After spending the first six seasons of the Big Bash League with the Adelaide Strikers, being the club's all-time leading wicket-taker taking 42 wickets in 40 Twenty20 matches for the Strikers and South Australia combined, Richardson decided he wanted a fresh start and signed a new five-year contract with the Melbourne Renegades ahead of BBL|07.

In April 2018, Richardson was awarded a national contract by Cricket Australia for the 2018–19 season. In May 2019, he was added to Australia's squad for the 2019 Cricket World Cup, replacing Jhye Richardson, who was ruled out of the tournament with a dislocated shoulder.

In February 2020, Richardson was named in Australia's ODI squad for their series against New Zealand. He missed the first match as he reported symptoms of COVID-19, though he tested negative and re-joined the squad. In April 2020, Cricket Australia awarded Richardson with a central contract ahead of the 2020–21 season. On 16 July 2020, Richardson was named in a 26-man preliminary squad of players to begin training ahead of a possible tour to England following the COVID-19 pandemic. On 14 August 2020, Cricket Australia confirmed that the fixtures would be taking place, with Richardson included in the touring party.

In August 2021, Richardson was named in Australia's squad for the 2021 ICC Men's T20 World Cup.

Richardson played Queensland Grade Cricket for the Gold Coast Mens 1st team, and Victorian Premier Cricket for the Geelong Cricket Club’s 1st XI He announced his retirement from all forms of professional cricket in January 2026.

==Playing style==
Richardson is a right-arm fast-medium bowler. He is known for his fast pace and aggression and is skilled at bowling well-directed yorker. Richardson's bowling action resembles Australian Test bowler Paul Reiffel. In addition to bowling, Richardson is a capable batsman and an athletic fielder. He able to take impressive catches in the field. Richardson has done a two-kilometre time trial in 6:39, placing him among the fittest Australian cricketers.
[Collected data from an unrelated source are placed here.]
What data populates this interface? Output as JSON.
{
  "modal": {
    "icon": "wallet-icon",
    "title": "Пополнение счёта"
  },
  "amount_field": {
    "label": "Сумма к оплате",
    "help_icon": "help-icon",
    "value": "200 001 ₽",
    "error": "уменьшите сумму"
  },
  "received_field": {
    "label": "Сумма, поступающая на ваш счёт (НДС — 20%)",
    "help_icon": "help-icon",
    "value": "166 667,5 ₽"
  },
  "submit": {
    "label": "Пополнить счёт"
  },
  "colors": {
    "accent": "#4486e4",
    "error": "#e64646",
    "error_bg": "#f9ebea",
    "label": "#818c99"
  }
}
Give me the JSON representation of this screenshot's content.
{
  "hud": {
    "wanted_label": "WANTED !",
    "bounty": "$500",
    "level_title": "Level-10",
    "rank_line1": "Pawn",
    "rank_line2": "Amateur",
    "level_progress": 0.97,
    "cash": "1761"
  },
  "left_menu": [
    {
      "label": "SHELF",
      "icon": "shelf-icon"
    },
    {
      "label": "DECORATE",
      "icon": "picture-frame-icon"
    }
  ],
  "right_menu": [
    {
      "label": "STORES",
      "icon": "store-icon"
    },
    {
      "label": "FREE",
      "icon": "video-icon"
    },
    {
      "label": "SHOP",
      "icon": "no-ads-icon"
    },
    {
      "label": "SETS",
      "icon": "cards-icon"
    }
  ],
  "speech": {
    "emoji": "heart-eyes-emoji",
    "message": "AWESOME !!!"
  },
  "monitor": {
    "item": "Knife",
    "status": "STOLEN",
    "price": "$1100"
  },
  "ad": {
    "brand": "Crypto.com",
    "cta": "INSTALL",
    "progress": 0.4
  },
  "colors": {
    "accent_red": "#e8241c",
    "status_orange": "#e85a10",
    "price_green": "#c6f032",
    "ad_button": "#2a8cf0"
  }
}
Richardson has had far more success in limited overs cricket, playing for Australia in both One Day Internationals and Twenty20 Internationals, than in first-class cricket, as he is yet to play a Test match for Australia. This has led to him being referred to as a white ball specialist. Part of the reason for his success in shorter forms of the game is his ability to both open and close the bowling well.

==Veganism==
Richardson is a vegan, not eating animal products. Cricket balls are made with leather, an animal product, and Richardson has said that he would prefer if they were not made with leather.